In addition, she noted that because the majority of criminal deportees have few support networks or connections in their home country, making them vulnerable to criminal careers, therefore threatening the same citizen peace and security that the Region is working so assiduously to improve.
The Prime Minister referred to a Memorandum of Understanding between both governments, pertaining to the removal of criminal aliens from the United States. That MoU, from the year 2000, was intended to address, among other issues, the challenges faced by Trinidad and Tobago when criminal aliens arrive from the US without advanced notification. However it has not produced all of the expected results as it failed to ensure forwarding of complete records.
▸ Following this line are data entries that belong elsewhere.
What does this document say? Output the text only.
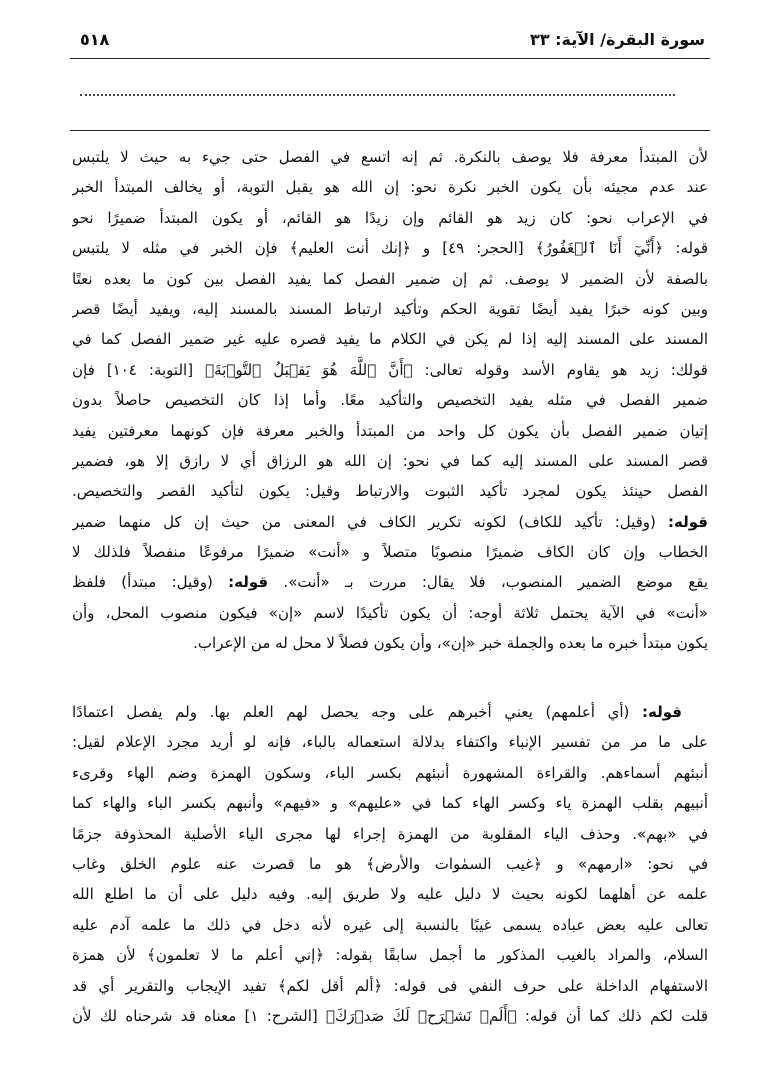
سورة البقرة/ الآية: ٣٣
٥١٨
لأن المبتدأ معرفة فلا يوصف بالنكرة. ثم إنه اتسع في الفصل حتى جيء به حيث لا يلتبس
عند عدم مجيئه بأن يكون الخبر نكرة نحو: إن الله هو يقبل التوبة، أو يخالف المبتدأ الخبر
في الإعراب نحو: كان زيد هو القائم وإن زيدًا هو القائم، أو يكون المبتدأ ضميرًا نحو
قوله: ﴿أَنِّيٓ أَنَا ٱلۡغَفُورُ﴾ [الحجر: ٤٩] و ﴿إنك أنت العليم﴾ فإن الخبر في مثله لا يلتبس
بالصفة لأن الضمير لا يوصف. ثم إن ضمير الفصل كما يفيد الفصل بين كون ما بعده نعتًا
وبين كونه خبرًا يفيد أيضًا تقوية الحكم وتأكيد ارتباط المسند بالمسند إليه، ويفيد أيضًا قصر
المسند على المسند إليه إذا لم يكن في الكلام ما يفيد قصره عليه غير ضمير الفصل كما في
قولك: زيد هو يقاوم الأسد وقوله تعالى: ﴿أَنَّ ٱللَّهَ هُوَ يَقۡبَلُ ٱلتَّوۡبَةَ﴾ [التوبة: ١٠٤] فإن
ضمير الفصل في مثله يفيد التخصيص والتأكيد معًا. وأما إذا كان التخصيص حاصلاً بدون
إتيان ضمير الفصل بأن يكون كل واحد من المبتدأ والخبر معرفة فإن كونهما معرفتين يفيد
قصر المسند على المسند إليه كما في نحو: إن الله هو الرزاق أي لا رازق إلا هو، فضمير
الفصل حينئذ يكون لمجرد تأكيد الثبوت والارتباط وقيل: يكون لتأكيد القصر والتخصيص.
قوله: (وقيل: تأكيد للكاف) لكونه تكرير الكاف في المعنى من حيث إن كل منهما ضمير
الخطاب وإن كان الكاف ضميرًا منصوبًا متصلاً و «أنت» ضميرًا مرفوعًا منفصلاً فلذلك لا
يقع موضع الضمير المنصوب، فلا يقال: مررت بـ «أنت». قوله: (وقيل: مبتدأ) فلفظ
«أنت» في الآية يحتمل ثلاثة أوجه: أن يكون تأكيدًا لاسم «إن» فيكون منصوب المحل، وأن
يكون مبتدأ خبره ما بعده والجملة خبر «إن»، وأن يكون فصلاً لا محل له من الإعراب.
قوله: (أي أعلمهم) يعني أخبرهم على وجه يحصل لهم العلم بها. ولم يفصل اعتمادًا
على ما مر من تفسير الإنباء واكتفاء بدلالة استعماله بالباء، فإنه لو أريد مجرد الإعلام لقيل:
أنبئهم أسماءهم. والقراءة المشهورة أنبئهم بكسر الباء، وسكون الهمزة وضم الهاء وقرىء
أنبيهم بقلب الهمزة ياء وكسر الهاء كما في «عليهم» و «فيهم» وأنبهم بكسر الباء والهاء كما
في «بهم». وحذف الياء المقلوبة من الهمزة إجراء لها مجرى الياء الأصلية المحذوفة جزمًا
في نحو: «ارمهم» و ﴿غيب السمٰوات والأرض﴾ هو ما قصرت عنه علوم الخلق وغاب
علمه عن أهلهما لكونه بحيث لا دليل عليه ولا طريق إليه. وفيه دليل على أن ما اطلع الله
تعالى عليه بعض عباده يسمى غيبًا بالنسبة إلى غيره لأنه دخل في ذلك ما علمه آدم عليه
السلام، والمراد بالغيب المذكور ما أجمل سابقًا بقوله: ﴿إني أعلم ما لا تعلمون﴾ لأن همزة
الاستفهام الداخلة على حرف النفي فى قوله: ﴿ألم أقل لكم﴾ تفيد الإيجاب والتقرير أي قد
قلت لكم ذلك كما أن قوله: ﴿أَلَمۡ نَشۡرَحۡ لَكَ صَدۡرَكَ﴾ [الشرح: ١] معناه قد شرحناه لك لأن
The Prime Minister thanked the US Vice President for his visit and noted that the visit indicated that the US remains a strong ally to the region.
She noted that other security matters were discussed at their meeting, including an offer from the United States with respect to the use of naval vessels that are being decommissioned to see whether they would be able to assist with border security.
The Prime Miinister said several options had been discussed along with the invitation to see the naval vessels on site and their capabilities.
At yesterday’s media briefing, at which no questions were allowed, chairman of Caricom, Haitian President Michel Martelly, described the talks as “frank but cordial” and said the meeting with Biden was an important precursor to a summit between regional leaders and US President Barack Obama.
Biden said the talks were “important,” “completely open, frank and straightforward,” Persad-Bissessar said: “Both of you mentioned being very frank. I would say that it was brutal, but at the end of the day there was consensus and together we share much in common: in terms of our people, in terms of our culture. Indeed our jurisprudence and our language.”